Senior Franklin Templeton advisor weighs up the alternative space and the quest for non-correlated assets
Government bonds are getting a bad rep while, despite repeated warnings around geopolitical risks and recession predictors, stocks are soaring.
The US 10-year bond yield hovers around a deflating 2% but Wylie Tollette, EVP, client portfolio solutions at Franklin Templeton Multi-Asset Solutions, believes advisors and investors buying bonds as a return-provider are missing behavioural benefits.
Those going overweight equities may be feeling good about themselves right now, he said, while stocks are continuing to “rock n roll” but many are guilty of looking in the rear-view mirror. Tollete, in the second part of his interview with WP, said that bonds should be viewed as a shock absorber to have when the going gets tough.

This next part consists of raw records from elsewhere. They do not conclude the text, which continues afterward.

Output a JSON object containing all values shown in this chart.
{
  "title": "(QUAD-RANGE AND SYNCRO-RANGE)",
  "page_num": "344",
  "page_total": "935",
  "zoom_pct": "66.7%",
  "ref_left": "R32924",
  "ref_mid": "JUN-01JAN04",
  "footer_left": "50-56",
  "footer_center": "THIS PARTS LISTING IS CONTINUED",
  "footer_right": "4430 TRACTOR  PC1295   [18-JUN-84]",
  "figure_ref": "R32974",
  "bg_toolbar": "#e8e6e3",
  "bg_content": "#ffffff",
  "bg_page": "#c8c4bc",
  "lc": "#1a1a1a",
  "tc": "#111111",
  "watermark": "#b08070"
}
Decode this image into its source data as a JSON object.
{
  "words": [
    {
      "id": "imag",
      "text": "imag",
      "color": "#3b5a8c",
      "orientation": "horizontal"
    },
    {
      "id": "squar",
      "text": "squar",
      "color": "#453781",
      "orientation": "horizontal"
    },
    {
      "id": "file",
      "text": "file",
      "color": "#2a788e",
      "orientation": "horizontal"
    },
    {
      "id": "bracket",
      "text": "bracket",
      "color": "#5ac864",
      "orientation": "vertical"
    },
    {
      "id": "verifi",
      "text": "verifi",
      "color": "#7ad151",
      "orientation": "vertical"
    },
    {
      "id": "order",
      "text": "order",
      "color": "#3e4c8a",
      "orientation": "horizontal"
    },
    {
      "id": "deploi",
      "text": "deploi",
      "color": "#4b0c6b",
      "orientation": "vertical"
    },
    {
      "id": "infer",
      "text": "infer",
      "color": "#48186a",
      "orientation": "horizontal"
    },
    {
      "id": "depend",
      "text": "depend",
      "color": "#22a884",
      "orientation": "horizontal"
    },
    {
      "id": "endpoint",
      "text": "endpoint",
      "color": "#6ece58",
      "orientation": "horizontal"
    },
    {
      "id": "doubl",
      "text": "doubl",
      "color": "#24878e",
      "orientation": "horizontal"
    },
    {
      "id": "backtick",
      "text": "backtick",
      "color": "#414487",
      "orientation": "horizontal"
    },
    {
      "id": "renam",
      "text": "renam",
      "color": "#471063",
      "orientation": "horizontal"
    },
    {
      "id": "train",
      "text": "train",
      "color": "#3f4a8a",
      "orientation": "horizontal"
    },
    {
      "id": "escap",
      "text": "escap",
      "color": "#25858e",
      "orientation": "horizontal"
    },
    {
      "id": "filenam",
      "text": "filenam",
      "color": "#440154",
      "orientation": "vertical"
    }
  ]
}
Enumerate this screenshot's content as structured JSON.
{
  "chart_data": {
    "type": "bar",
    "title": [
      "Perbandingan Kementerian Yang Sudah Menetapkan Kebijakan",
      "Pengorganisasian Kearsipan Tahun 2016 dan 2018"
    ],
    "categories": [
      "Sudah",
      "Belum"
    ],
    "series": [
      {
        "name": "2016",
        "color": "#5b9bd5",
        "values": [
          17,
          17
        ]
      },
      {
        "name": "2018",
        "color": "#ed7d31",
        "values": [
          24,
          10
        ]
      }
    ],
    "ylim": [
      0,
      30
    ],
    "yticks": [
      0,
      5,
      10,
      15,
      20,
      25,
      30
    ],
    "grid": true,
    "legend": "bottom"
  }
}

He said: “People right now have had 10 years of relatively good stock market returns in the rear-view mirror and everyone is feeling pretty good about the stock market – but remember it can crush you.
“People have remarkably short memories, so we think having 15% of your portfolio in government bonds is a wise decision, not only as a source of liquidity when that correction happens but it’s also a behavioural positive.

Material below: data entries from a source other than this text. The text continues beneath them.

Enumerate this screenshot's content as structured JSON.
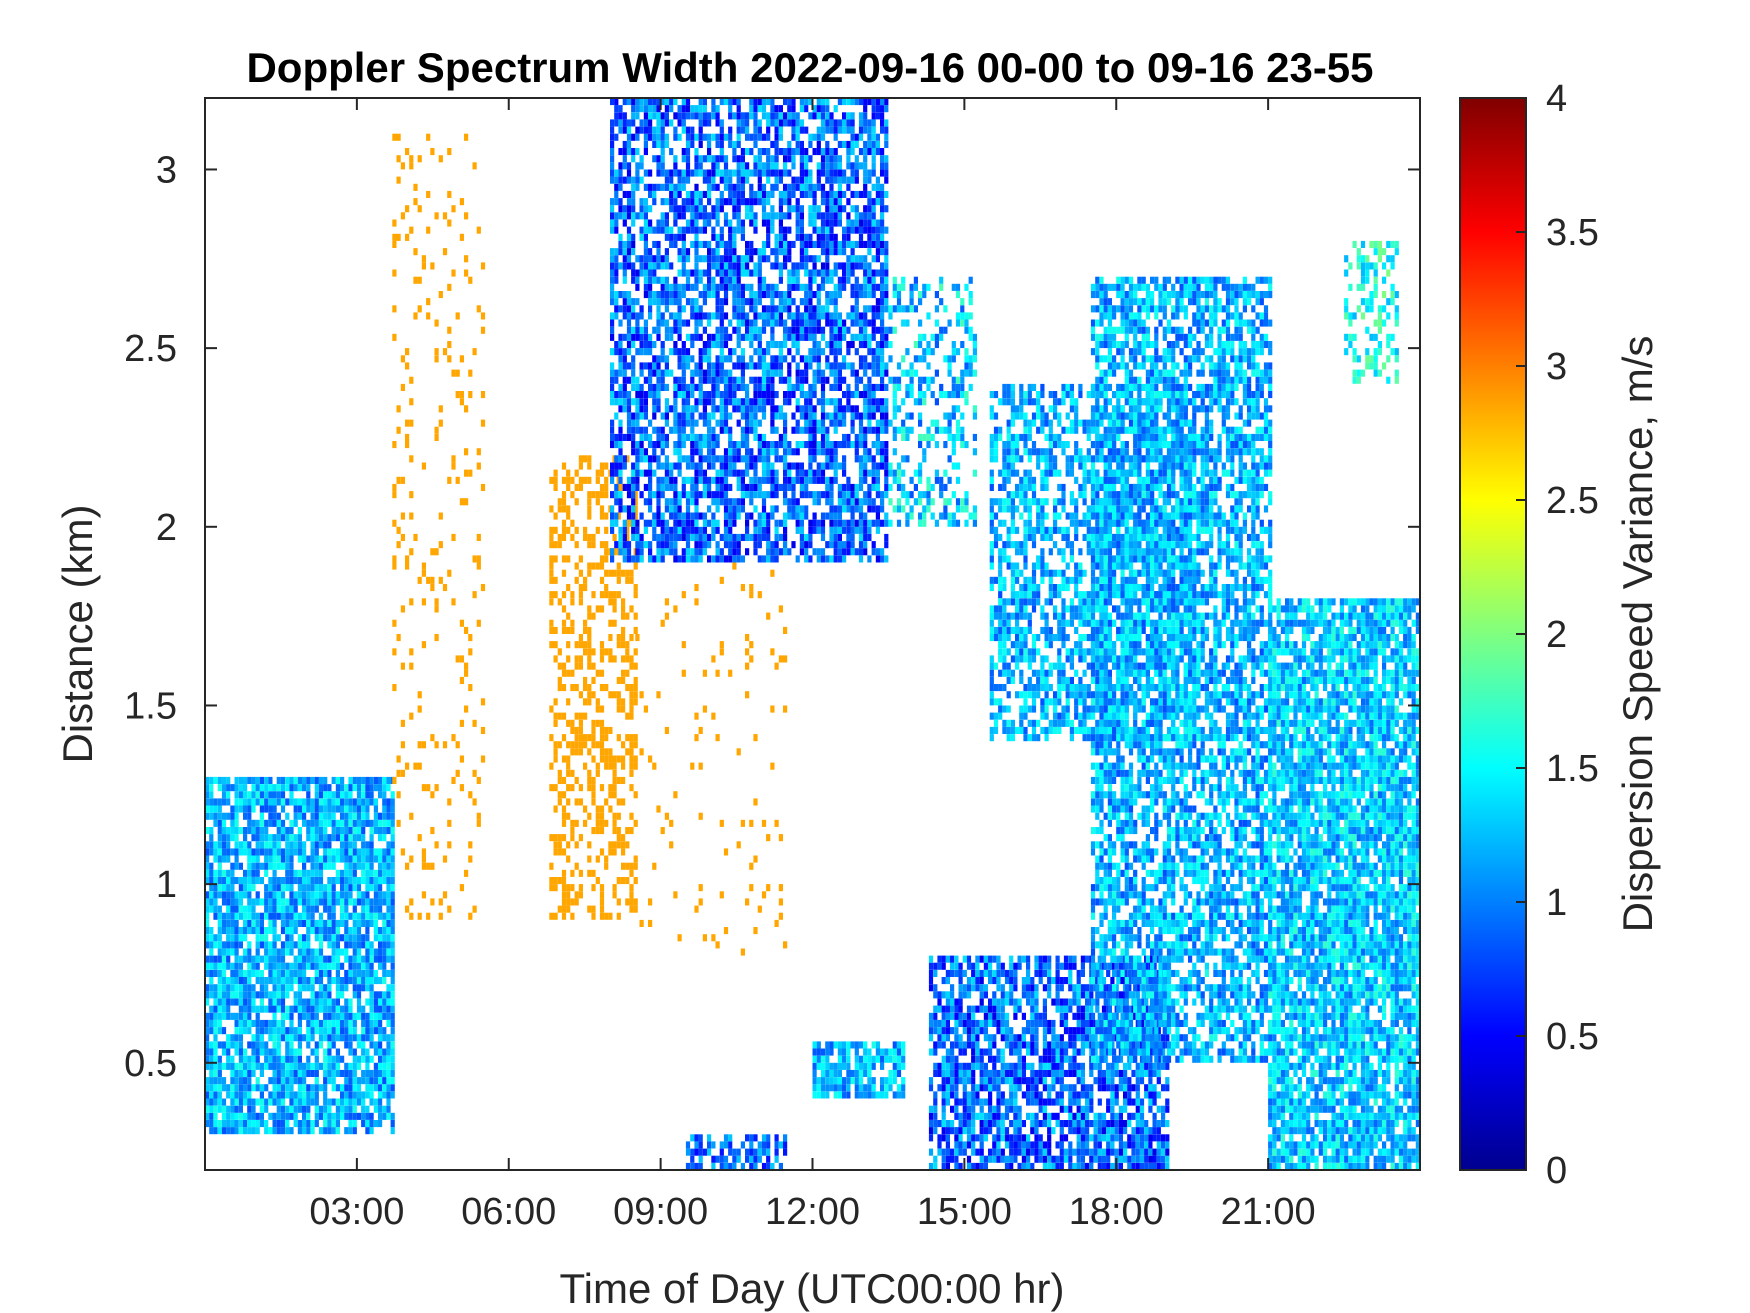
{
  "chart_data": {
    "type": "heatmap",
    "title": "Doppler Spectrum Width 2022-09-16 00-00 to 09-16 23-55",
    "xlabel": "Time of Day (UTC00:00 hr)",
    "ylabel": "Distance (km)",
    "xlim": [
      0,
      24
    ],
    "ylim": [
      0.2,
      3.2
    ],
    "x_ticks": [
      3,
      6,
      9,
      12,
      15,
      18,
      21
    ],
    "x_tick_labels": [
      "03:00",
      "06:00",
      "09:00",
      "12:00",
      "15:00",
      "18:00",
      "21:00"
    ],
    "y_ticks": [
      0.5,
      1,
      1.5,
      2,
      2.5,
      3
    ],
    "y_tick_labels": [
      "0.5",
      "1",
      "1.5",
      "2",
      "2.5",
      "3"
    ],
    "colorbar": {
      "label": "Dispersion Speed Variance, m/s",
      "range": [
        0,
        4
      ],
      "ticks": [
        0,
        0.5,
        1,
        1.5,
        2,
        2.5,
        3,
        3.5,
        4
      ],
      "tick_labels": [
        "0",
        "0.5",
        "1",
        "1.5",
        "2",
        "2.5",
        "3",
        "3.5",
        "4"
      ],
      "colormap": "jet"
    },
    "regions": [
      {
        "t0": 0.0,
        "t1": 3.7,
        "h0": 0.3,
        "h1": 1.3,
        "value": 1.2,
        "spread": 0.4,
        "density": 0.85
      },
      {
        "t0": 3.7,
        "t1": 5.5,
        "h0": 0.9,
        "h1": 3.1,
        "value": 2.85,
        "spread": 0.0,
        "density": 0.1
      },
      {
        "t0": 6.8,
        "t1": 8.5,
        "h0": 0.9,
        "h1": 2.2,
        "value": 2.85,
        "spread": 0.0,
        "density": 0.4
      },
      {
        "t0": 8.5,
        "t1": 11.5,
        "h0": 0.8,
        "h1": 2.0,
        "value": 2.85,
        "spread": 0.0,
        "density": 0.05
      },
      {
        "t0": 8.0,
        "t1": 13.5,
        "h0": 1.9,
        "h1": 3.2,
        "value": 0.9,
        "spread": 0.5,
        "density": 0.7
      },
      {
        "t0": 13.5,
        "t1": 15.2,
        "h0": 2.0,
        "h1": 2.7,
        "value": 1.3,
        "spread": 0.5,
        "density": 0.4
      },
      {
        "t0": 12.0,
        "t1": 13.8,
        "h0": 0.4,
        "h1": 0.55,
        "value": 1.2,
        "spread": 0.4,
        "density": 0.8
      },
      {
        "t0": 9.5,
        "t1": 11.5,
        "h0": 0.2,
        "h1": 0.3,
        "value": 0.9,
        "spread": 0.4,
        "density": 0.6
      },
      {
        "t0": 14.3,
        "t1": 19.0,
        "h0": 0.2,
        "h1": 0.8,
        "value": 0.9,
        "spread": 0.5,
        "density": 0.75
      },
      {
        "t0": 15.5,
        "t1": 19.5,
        "h0": 1.4,
        "h1": 2.4,
        "value": 1.2,
        "spread": 0.4,
        "density": 0.6
      },
      {
        "t0": 17.5,
        "t1": 21.0,
        "h0": 0.5,
        "h1": 2.7,
        "value": 1.2,
        "spread": 0.4,
        "density": 0.7
      },
      {
        "t0": 21.0,
        "t1": 24.0,
        "h0": 0.2,
        "h1": 1.8,
        "value": 1.3,
        "spread": 0.4,
        "density": 0.85
      },
      {
        "t0": 22.5,
        "t1": 23.5,
        "h0": 2.4,
        "h1": 2.8,
        "value": 1.6,
        "spread": 0.4,
        "density": 0.4
      }
    ]
  }
}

“You have something in your portfolio that’s zigging when everything else is zagging, which can help reinforce your long-term plan not to sell everything, buy some canned food and ammunition and retreat to a cave!”
Tollette believes bonds are often a better bet to diversify your portfolio than alternative investments, which have been given a fresh platform after being opened to retail investors earlier this year.
The California-based advisor is concerned that, after 25 years of lower and lower interest rates, investors have had to compensate for lack of returns by using economic growth as their main portfolio driver.
Having alternatives and real assets will not be perfectly correlated and Tollette advocates having them as a diversification tool. However, he warned investors about thinking that just because you have alternative vehicles in your mix, you are escaping correlation to GDP.
He said: “The reality is that even with a lot of real assets, fundamentally underneath them is economic growth and that’s what we try to analyse because you can think you are diversified but you are not. My colleague calls it DINO – Diversified In Name Only – where you have lots on your portfolio listing but, if you’ve invested in a hotel, for example, while it might not be perfectly correlated to the stock market, when things get tough it’s going to go down.
“I would advocate you still benefit from that diversification because most of the time in most markets they do zig when stocks tend to zag. They have a little bit more stability and have more factors built in to their return profile. Real estate also has some interest rate factor component because there is usually leverage involved so it’s not pure economic growth, it’s rates and economic growth.
“However, I would advocate for having assets that have almost nothing to do with economic growth, like government bonds, which are more rate driven.”
This level of protection is relevant because Tollette believes there is a decent probability of a mild recession within the next couple of years. He acknowledged that there is not any obvious excess evident in the major economies like there was in 2008 with the US mortgage lending but believes that President Donald Trump’s corporate tax cuts of 2017, which stimulated the economy, may still come back to haunt him.
“There is usually an offset to that and, right now, the offset is the US government is borrowing a lot and there are high monthly budget deficits because the tax revenues haven’t been coming in like they were and we are spending just as much.
“My concern is that might be where the excess is arising. Usually, it takes some type of excess to trigger a recession. We don’t see an obvious excess on the credit side right now but on the government borrowing side, there is a question mark.”